Concrètement, quels sont vos partis pris organisationnels pour garantir la satisfaction des utilisateurs ?

 

Notre assistance de niveau 1 est externalisée, mais celle de niveau 2 est interne, ce qui nous permet de travailler sur la posture de proximité des agents. C’est en effet sur les contacts en local qu’il va y avoir une attente forte au niveau de la perception de la qualité de l’assistance. Pour améliorer cet effet de proximité, nous avons lancé des sessions de reconversions en interne, pour intégrer des collaborateurs venant directement des métiers, vers ce niveau 2. Nous proposons un véritable cursus de formation pour que l’agent devienne un technicien administrateur de bureautique. Depuis deux ans, cette initiative donne des perspectives différentes aux agents sur les métiers de l’assistance aux utilisateurs. Et nous voyons les résultats ! Nous sommes passés de 80 % à 92 % d’utilisateurs satisfaits grâce à ces mesures. Le meilleur contact et la simplification des processus ont été les premiers leviers d’amélioration.

 

Autrement dit, il s’agit avant tout d’écouter le terrain ?

 

Oui. Les agents qui sont dans l’organisation locale appartiennent à la même structure que ceux qui utilisent le service ; ils se côtoient et se comprennent mieux. Nous avons appliqué la logique du « you build it, you run it » et mis en œuvre une chaîne de communication qui va dans les deux sens. Ainsi, la présentation des nouveaux services aux agents locaux s’accompagne aussi de facilités pour qu’ils nous fassent des remontées. Avant 2022, nous avions encore des personnes en ingénierie qui ne parlaient pas forcément aux acteurs locaux. Aujourd’hui, nous avons une courroie d’entraînement direct qui profite d’une forte proximité dans les mêmes entités. Nous poussons aussi au maximum à l’accompagnement numérique dans le territoire. Nous multiplions les accompagnements en local auprès des utilisateurs pour qu’ils puissent venir nous poser des questions directement. Pour un coût marginal, il est ainsi possible d’anticiper de nombreux problèmes et, plus tard, des allers-retours en gestion d’incidents. Dans le même ordre d’idée, nous souhaitons développer le self-care, pour qu’il s’intègre à notre offre de services de proximité.

 

Quel regard portez-vous sur les apports de l’IA en matière de support aux utilisateurs ?

 

De manière générale, l’intelligence artificielle interroge les approches d’omnicanalité. Autrement dit, à quel moment faut-il de l’IA générative… et à quel moment faut-il un humain ? Nous avons déjà un chatbot qui donne de bons résultats, mais nous comptons sur l’IA générative pour les améliorer encore, avec une mise en œuvre d’ici fin 2025. L’objectif est d’articuler au plus juste la bascule vers l’interlocuteur humain quand cela est nécessaire. Nous allons ainsi vers « l’agent augmenté », en fournissant des outils IA à nos propres collaborateurs, ce qui permettra de traiter plus facilement les incidents ou les tickets. Un axe que je souhaite développer est donc d’avoir un bon vernis de compréhension de ces outils au sein de la direction des services numériques : faire en sorte que nos agents ne soient pas dépassés par les usages des utilisateurs. Il ne s’agit pas d’avoir des experts IA partout, mais d’avoir les bonnes références en tête lors des échanges.
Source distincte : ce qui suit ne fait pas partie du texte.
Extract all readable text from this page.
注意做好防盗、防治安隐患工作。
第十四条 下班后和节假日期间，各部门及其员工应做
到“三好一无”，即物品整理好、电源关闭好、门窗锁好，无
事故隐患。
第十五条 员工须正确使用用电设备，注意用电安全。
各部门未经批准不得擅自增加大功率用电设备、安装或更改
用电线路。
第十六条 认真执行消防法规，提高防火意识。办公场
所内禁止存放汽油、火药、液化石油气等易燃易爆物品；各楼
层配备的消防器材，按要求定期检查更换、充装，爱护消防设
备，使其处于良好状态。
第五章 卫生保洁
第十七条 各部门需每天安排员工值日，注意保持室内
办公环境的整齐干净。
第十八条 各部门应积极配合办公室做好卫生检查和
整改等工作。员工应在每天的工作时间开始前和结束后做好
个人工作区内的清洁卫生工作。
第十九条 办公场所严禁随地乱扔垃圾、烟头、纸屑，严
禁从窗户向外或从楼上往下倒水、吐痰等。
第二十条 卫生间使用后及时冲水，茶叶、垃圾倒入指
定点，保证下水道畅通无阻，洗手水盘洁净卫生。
Là où l’IA va jouer le plus, ce sera certainement sur le niveau 1 dans les années à venir. Elle ne fera pas forcément baisser le nombre d’incidents, mais elle va permettre de passer ce cap qui nous manque en matière d’automatisation des réponses et pour faciliter l’accès aux bonnes informations. Pour le niveau 2, en complément, nous chercherons plutôt à cultiver la proximité et le local, comme je le disais précédemment. Tout le monde n’est pas à l’aise avec un ChatGPT, il nous faut donc veiller à proposer des réponses à tous les types d’utilisateurs, y compris ceux qui peuvent souffrir d’illectronisme. À terme, on peut également imaginer que l’IA va nous aider à augmenter l’amplitude de l’ouverture des services d’assistance, faciliter les prises de rendez-vous ou la mise en place de systèmes de casiers pour simplifier le dépôt et la récupération de terminaux demandant une intervention. Au-delà de l’IA générative sous la forme de chatbot, il va donc y avoir beaucoup de changements.

 

Quelles sont vos attentes vis-à-vis des acteurs du marché et de l’évolution de leurs offres en la matière ?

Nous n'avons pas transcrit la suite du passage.